The considerations for safety during development are paramount; not surprisingly, it is one of the most regulated aspects of pharmaceutical development. Safety biomarkers have spurred on interesting and innovative regulatory and industry initiative and collaborations to develop and qualify novel biomarkers. Examples are the guidance of the U.S. Food and Drug Administration (FDA) for voluntary submissions of genomic data [19] and partnerships among government, academia, and industry for qualification of safety biomarkers [20] . Data qualifying the interpretation and significance of changes in safety bio-markers are needed to guide pharmaceutical development as well as evaluation of risk to patients or healthy volunteers in clinical trials. The purpose of safety biomarkers in clinical trials can be (1) to exclude patients at risk of developing adverse effects, (2) to increase sensitivity of the adverse event monitoring, and (3) to evaluate the clinical relevance of toxicity observed in the preclinical studies. Introducing novel or more uncommon biomarkers into a development project to address any of these aspects will not be embraced universally. There may be concerns not only about the added testing burden but also about the sensitivity and specificity of the biomarker, its relevance, and its relationship to well- established biomarkers. Nevertheless, including novel or uncommon biomarkers may be a condition for the conduct of a clinical trial as mandated by either regulatory bodies or institutional review boards. For example, there may be requirements to include sperm analysis in healthy volunteers and adapting experimental genotoxicity assays to humans to address effects observed in preclinical safety studies on the male reproductive tract and in genotoxicity evaluation, respectively. These will directly affect the conduct of the trials, the investigator, his or her comfort level with the assay, and the ability to communicate the significance of baseline values and any changes in the biomarkers to the clinical trial participant. However, novel and uncommon biomarkers will also have strategic and practical implications for the overall development program:

• Strategic issues

• Will including the safety biomarker be a requirement for the entire pharmaceutical development program?

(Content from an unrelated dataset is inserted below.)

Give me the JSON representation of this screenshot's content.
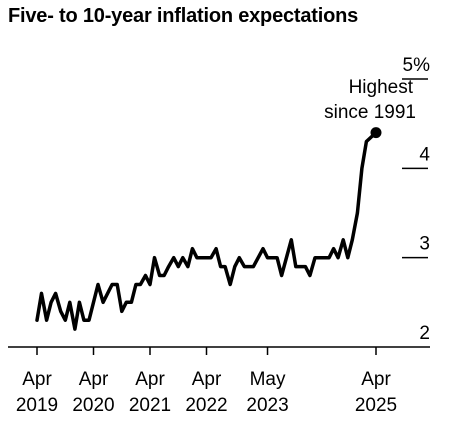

• Are the efficacy and/or PK properties sufficiently promising to warrant continued development?

• Can the identified safety concern be managed after approval?


• Practical considerations

• What are the implications for the clinical trial program, locations of trials, linking to testing laboratories?

• Will additional qualification of the biomarker assay be required as the development advances and for regulatory approval?